Als Mathias Hausmann das Grafinger Traditionsunternehmen für den Bau von Feuerwehrfahrzeugen vor fünf Jahren übernahm, da hatte er zwar eine Vision, was aus dem Unternehmen werden könnte. „Ich habe schon erkannt, welches Potential in der Firma steckt. Dass es aber so schnell mit der Entwicklung gehen könnte, das habe ich nicht erwartet“, erklärt er gegenüber der Ebersberger Zeitung.
Der gebürtige Österreicher hat den Fahrzeugbau von der Pike auf gelernt und sich danach über den zweiten Bildungsweg intensiv weiter gebildet. 1999 stieg er bei der Josef Lentner GmbH als Produktionsleiter ein. 2004 erkrankte der Seniorchef Josef Lentner schwer. „Von heute auf morgen musste ich die Firma übernehmen. Ich hatte zwar Ahnung von der Technik, aber nicht vom Kaufmännischen“, gibt er heute offen zu.

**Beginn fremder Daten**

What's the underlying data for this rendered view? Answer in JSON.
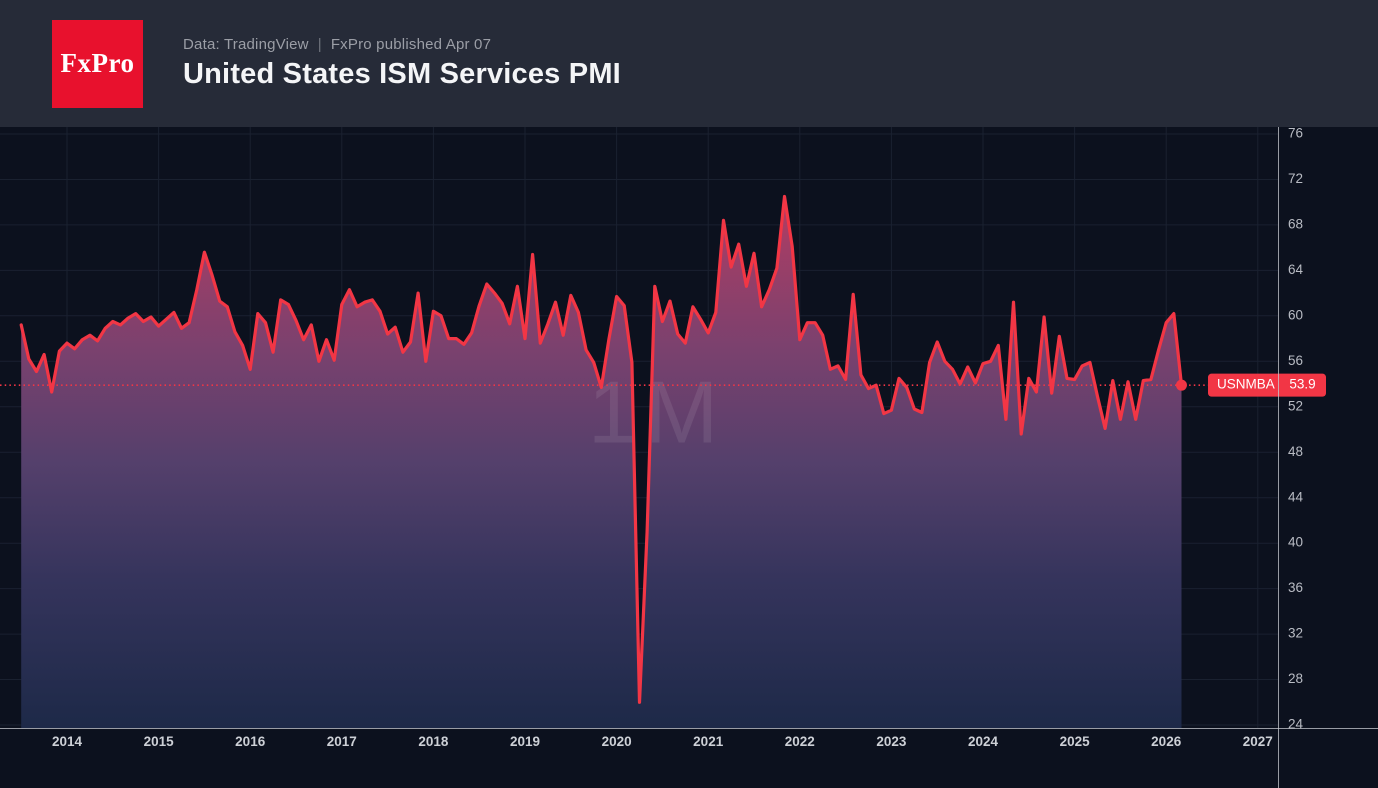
{
  "header": {
    "logo_text": "FxPro",
    "data_source": "Data: TradingView",
    "separator": "|",
    "published": "FxPro published Apr 07",
    "title": "United States ISM Services PMI"
  },
  "chart_data": {
    "type": "area",
    "title": "United States ISM Services PMI",
    "series_name": "USNMBA",
    "timeframe_watermark": "1M",
    "last_value": 53.9,
    "last_value_label": "53.9",
    "frequency": "monthly",
    "start": {
      "year": 2013,
      "month": 7
    },
    "end": {
      "year": 2026,
      "month": 3
    },
    "x_ticks": [
      2014,
      2015,
      2016,
      2017,
      2018,
      2019,
      2020,
      2021,
      2022,
      2023,
      2024,
      2025,
      2026,
      2027
    ],
    "y_ticks": [
      76,
      72,
      68,
      64,
      60,
      56,
      52,
      48,
      44,
      40,
      36,
      32,
      28,
      24
    ],
    "ylim": [
      23.4,
      77.1
    ],
    "grid": true,
    "legend_position": "none",
    "values": [
      59.2,
      56.2,
      55.1,
      56.6,
      53.3,
      56.9,
      57.6,
      57.1,
      57.9,
      58.3,
      57.8,
      58.9,
      59.5,
      59.2,
      59.8,
      60.2,
      59.5,
      59.9,
      59.1,
      59.7,
      60.3,
      58.9,
      59.4,
      62.3,
      65.6,
      63.6,
      61.3,
      60.8,
      58.6,
      57.4,
      55.3,
      60.2,
      59.4,
      56.8,
      61.4,
      61.0,
      59.6,
      57.9,
      59.2,
      56.0,
      57.9,
      56.1,
      61.0,
      62.3,
      60.8,
      61.2,
      61.4,
      60.4,
      58.4,
      59.0,
      56.8,
      57.7,
      62.0,
      56.0,
      60.4,
      60.0,
      58.0,
      58.0,
      57.5,
      58.5,
      60.9,
      62.8,
      62.0,
      61.1,
      59.3,
      62.6,
      58.0,
      65.4,
      57.6,
      59.3,
      61.2,
      58.3,
      61.8,
      60.3,
      57.0,
      55.9,
      53.7,
      58.0,
      61.7,
      60.9,
      55.9,
      26.0,
      41.0,
      62.6,
      59.5,
      61.3,
      58.4,
      57.6,
      60.8,
      59.7,
      58.5,
      60.3,
      68.4,
      64.3,
      66.3,
      62.6,
      65.5,
      60.8,
      62.3,
      64.2,
      70.5,
      66.1,
      57.9,
      59.4,
      59.4,
      58.3,
      55.3,
      55.6,
      54.4,
      61.9,
      54.8,
      53.6,
      53.9,
      51.4,
      51.7,
      54.5,
      53.7,
      51.8,
      51.5,
      55.9,
      57.7,
      56.0,
      55.3,
      54.0,
      55.5,
      54.1,
      55.8,
      56.0,
      57.4,
      50.9,
      61.2,
      49.6,
      54.5,
      53.3,
      59.9,
      53.2,
      58.2,
      54.5,
      54.4,
      55.6,
      55.9,
      52.9,
      50.1,
      54.3,
      50.9,
      54.2,
      50.9,
      54.3,
      54.4,
      57.0,
      59.4,
      60.2,
      53.9
    ],
    "colors": {
      "line": "#f23645",
      "price_badge": "#f23645",
      "dot": "#f23645",
      "chart_bg": "#0c111e",
      "header_bg": "#262b38",
      "grid": "#1a2130",
      "axis_text": "#b9bcc4",
      "year_text": "#cdd0d6",
      "axis_line": "rgba(200,203,210,0.75)",
      "watermark": "rgba(255,255,255,0.085)",
      "logo_bg": "#e8112d",
      "fill_offsets": [
        0,
        0.18,
        0.36,
        0.55,
        0.75,
        1
      ],
      "fill_stops": [
        "#cf3a56",
        "#a23e66",
        "#7b416e",
        "#55406c",
        "#35345c",
        "#1d2948"
      ]
    }
  }
}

Das Unternehmen war damals in einer schwierigen finanziellen Lage. „Die Banken hatten das Vertrauen in die Firma verloren, die Zahlen haben nicht gestimmt. Eigentlich hätte meine erste Entscheidung als Geschäftsführer der Gang zum Insolvenzgericht sein müssen.“ Doch das tat Hausmann nicht. Gemeinsam mit den Mitarbeitern schaffte er die Wende.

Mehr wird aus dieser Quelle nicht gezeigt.